Deus Ex: Mankind Divided Performance Analysis
John Williamson / 8 years ago
Deus Ex: Mankind Divided – 1080p, 1440p and 4K DirectX 12 Benchmarks
Switching to the DirectX 12 API doesn’t dramatically alter the ranking order although there’s an interesting pattern which emerges. It seems NVIDIA solutions perform identical or slightly worse while AMD cards have a minor performance enhancement. Once again, the GTX 1080 destroys the all the other GPUs and is tantalising close to a 70 frames per second average. The R9 Fury X comes in second place and the DirectX 12 API results in a 2.5 frames improvement. As expected, the GTX 980Ti is in third followed by the GTX 1070. This time, the R9 Nano narrows the gap to the GTX 1070 and provides a wonderful user experience. The R9 390X and RX 480 also perform very well and remain ahead of the GTX Titan X.

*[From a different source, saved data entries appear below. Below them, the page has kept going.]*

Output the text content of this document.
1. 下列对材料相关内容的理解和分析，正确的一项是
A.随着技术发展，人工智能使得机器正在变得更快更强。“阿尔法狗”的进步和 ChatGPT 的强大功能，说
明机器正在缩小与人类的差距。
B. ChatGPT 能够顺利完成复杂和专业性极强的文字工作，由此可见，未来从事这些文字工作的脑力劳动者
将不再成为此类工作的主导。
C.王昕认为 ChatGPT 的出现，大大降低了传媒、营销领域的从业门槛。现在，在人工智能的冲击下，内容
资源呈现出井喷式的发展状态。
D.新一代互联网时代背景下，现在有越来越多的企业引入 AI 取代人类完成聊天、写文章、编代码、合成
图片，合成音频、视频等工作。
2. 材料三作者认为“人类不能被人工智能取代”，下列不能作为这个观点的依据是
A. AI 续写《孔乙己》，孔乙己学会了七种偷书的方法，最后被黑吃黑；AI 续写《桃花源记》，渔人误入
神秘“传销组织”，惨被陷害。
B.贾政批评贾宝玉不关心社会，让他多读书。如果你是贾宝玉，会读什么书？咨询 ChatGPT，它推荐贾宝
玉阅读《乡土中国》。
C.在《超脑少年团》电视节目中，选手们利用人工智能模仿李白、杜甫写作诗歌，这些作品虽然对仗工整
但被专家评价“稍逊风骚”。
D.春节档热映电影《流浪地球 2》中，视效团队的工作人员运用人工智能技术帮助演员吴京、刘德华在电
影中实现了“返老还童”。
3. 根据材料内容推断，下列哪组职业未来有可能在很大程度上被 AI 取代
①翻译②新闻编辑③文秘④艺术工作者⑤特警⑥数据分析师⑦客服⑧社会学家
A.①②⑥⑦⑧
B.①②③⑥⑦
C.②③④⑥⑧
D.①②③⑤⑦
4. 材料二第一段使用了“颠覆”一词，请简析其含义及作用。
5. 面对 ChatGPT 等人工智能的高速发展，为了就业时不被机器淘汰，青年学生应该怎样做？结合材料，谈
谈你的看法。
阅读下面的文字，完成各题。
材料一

Rather surprisingly, the RX 470 has a good lead over the GTX 1060 and other popular NVIDIA products. The GTX 980 appears to be on parity with the GTX 1060 which suggests both architectures aren’t utilising the DirectX 12 API in a proficient manner.
After setting the resolution to 2560×1440, the GTX 1080 maintains a perfectly playable frame rate. Saying that, it’s not ahead of the R9 Fury X by a huge degree which is a testament to the performance of AMD’s current flagship GPU. In third place is the GTX 980Ti which just about finishes ahead of the GTX 1070 and R9 Nano. Selecting the DirectX 12 API allows the R9 Nano to become more competitive while the NVIDIA options stay stagnant. Another great showing for AMD occurs in the mid-table as the R9 390X and RX 480 eclipses the GTX Titan X. In comparison to the RX 480, the GTX 1060 performance is lacking and falls behind the RX 470. Clearly, the lower-end Pascal options and Maxwell GPUs perform worse than expected.
The DirectX 12 API doesn’t really help matters to make 4K gaming on the ultra preset a distinct possibility. Furthermore, the extraordinary low numbers illustrate the game’s demanding nature and need for a dual-GPU solution to get anywhere near 60 frames per second. Hopefully, future single cards will be able to achieve this highly difficult feat.